DOMESTIC consumer Zesco tariffs will in the next two years remain the same, a Zesco proposal which President Edgar Lungu has approved, special assistant to the President for press and public relations Amos Chanda has confirmed.
President Lungu has also approved Zesco intentions to adjust commercial consumer tariffs to make them cost-reflective.
This is according to a statement issued in Lusaka yesterday by Mr Chanda.
President Lungu directed ZESCO Limited managing director Cyprian Chitundu to proceed quickly to implement the proposals because the suggestions were pro-poor.
“ZESCO is a people’s company and it must work for the people. We agree with you that there is no equity in charging domestic consumers more than you are charging commercial consumers,” he said.
And President Lungu announced that he will soon make structural changes to some ministries starting with the splitting of the energy and mining portfolios currently combined under the Ministry of Mines, Energy and Water Development.
The President will also split the Ministry of Communications and Transport, Works and Supply into two to improve operational efficiency.
The President assured Mr. Chitundu that the problems he complained about regarding conflicts of interest over the placement of energy and mines administration in the same ministry would soon be over once the ministry is divided into two.

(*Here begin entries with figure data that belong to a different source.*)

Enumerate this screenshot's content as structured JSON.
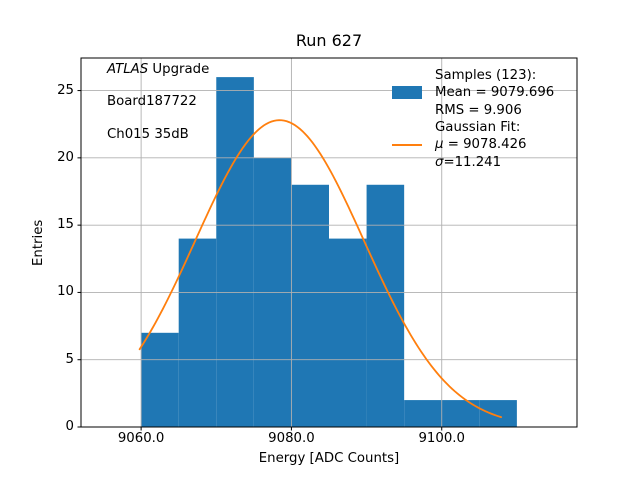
{
  "title": "Run 627",
  "annotation": {
    "line1_italic": "ATLAS",
    "line1_rest": " Upgrade",
    "line2": "Board187722",
    "line3": "Ch015 35dB"
  },
  "legend": {
    "samples_header": "Samples (123):",
    "mean_label": "Mean = 9079.696",
    "rms_label": "RMS = 9.906",
    "fit_header": "Gaussian Fit:",
    "mu_symbol": "μ",
    "mu_rest": " = 9078.426",
    "sigma_symbol": "σ",
    "sigma_rest": "=11.241"
  },
  "chart_data": {
    "type": "bar",
    "subtype": "histogram-with-gaussian-fit",
    "title": "Run 627",
    "xlabel": "Energy [ADC Counts]",
    "ylabel": "Entries",
    "bin_edges": [
      9060,
      9065,
      9070,
      9075,
      9080,
      9085,
      9090,
      9095,
      9100,
      9105,
      9110
    ],
    "counts": [
      7,
      14,
      26,
      20,
      18,
      14,
      18,
      2,
      2,
      2
    ],
    "n_samples": 123,
    "mean": 9079.696,
    "rms": 9.906,
    "gaussian_fit": {
      "mu": 9078.426,
      "sigma": 11.241,
      "amplitude": 22.8,
      "x_start": 9059.8,
      "x_end": 9107.9
    },
    "xlim": [
      9052,
      9118
    ],
    "ylim": [
      0,
      27.42
    ],
    "xticks": [
      9060,
      9080,
      9100
    ],
    "xtick_labels": [
      "9060.0",
      "9080.0",
      "9100.0"
    ],
    "yticks": [
      0,
      5,
      10,
      15,
      20,
      25
    ],
    "ytick_labels": [
      "0",
      "5",
      "10",
      "15",
      "20",
      "25"
    ],
    "grid": true,
    "legend_position": "upper right",
    "colors": {
      "hist": "#1f77b4",
      "fit": "#ff7f0e",
      "grid": "#b0b0b0",
      "spine": "#000000"
    }
  }
}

Mr Chitundu, in his special presentation to the President on the performance of the power utility, requested President Mr Lungu to facilitate the enactment of laws that would help ZESCO enhance its operations. The President said he was prepared to ask Parliament to enact laws aimed at improving operations of strategic firms such as ZESCO.

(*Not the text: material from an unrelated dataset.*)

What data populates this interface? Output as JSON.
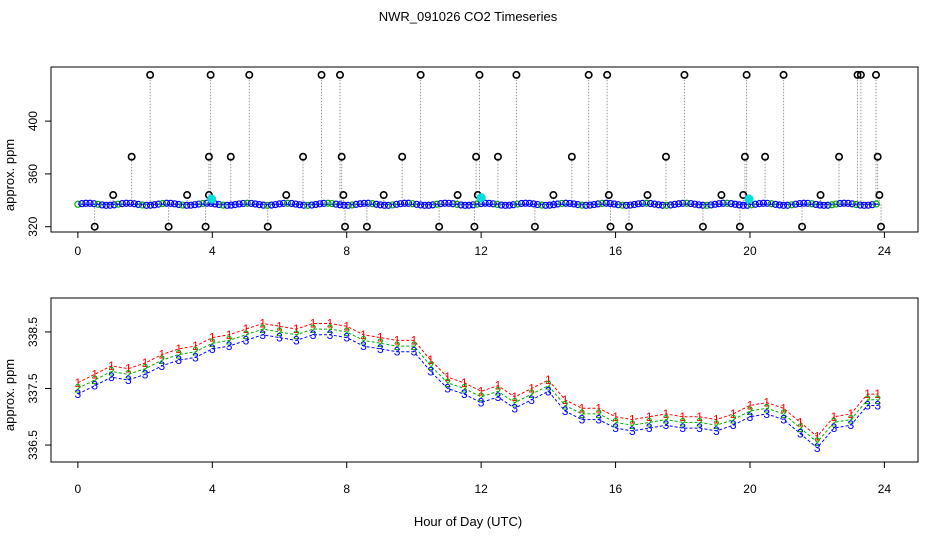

The President advised ZESCO to work with the Rural Electrification Authority to electrify 16,000 houses under an on-going project to light up village homes.

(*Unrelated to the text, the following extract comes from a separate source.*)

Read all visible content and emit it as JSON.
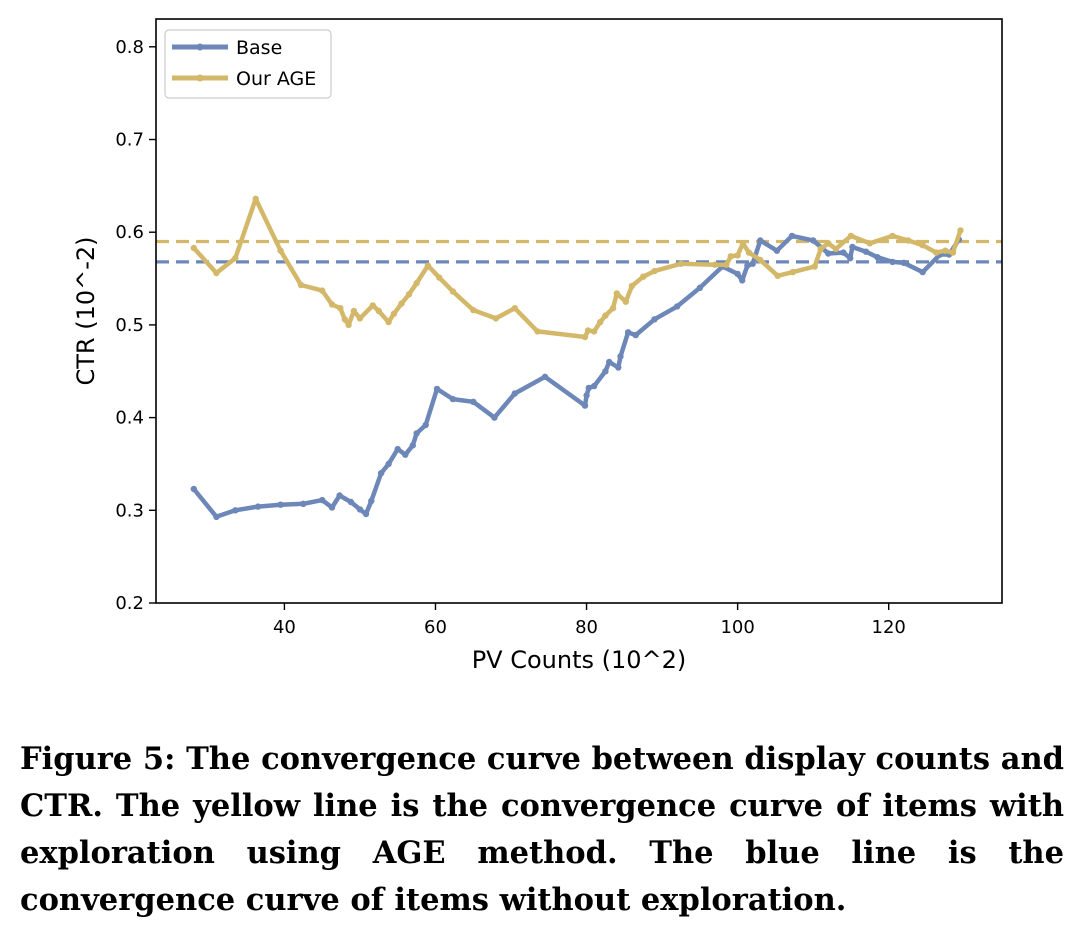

Mr. Chitundu appealed to the President to allow the company enforce commercial agreements and enable it recover US$110 million that KCM owes the power utility. He said KCM was adamant to pay the outstanding electricity bills.
“The company’s revenue base had been affected due to failure by some mining companies to settle their bills. Some development agreements that were meant to attract foreign investments were against the commercial interests of ZESCO.
The situation where mining firms pay low electricity tariffs at the expense of domestic consumers is one such example because it affects the financial viability of the company. Your Excellency, also it is unacceptable that the mines are being subsidized by domestic consumers,” he said.
Mr Chitundu submitted that mining companies should be compelled to purchase their power at a new and current cost but noted that existing bulk supply agreements prevented the power utility from achieving this goal.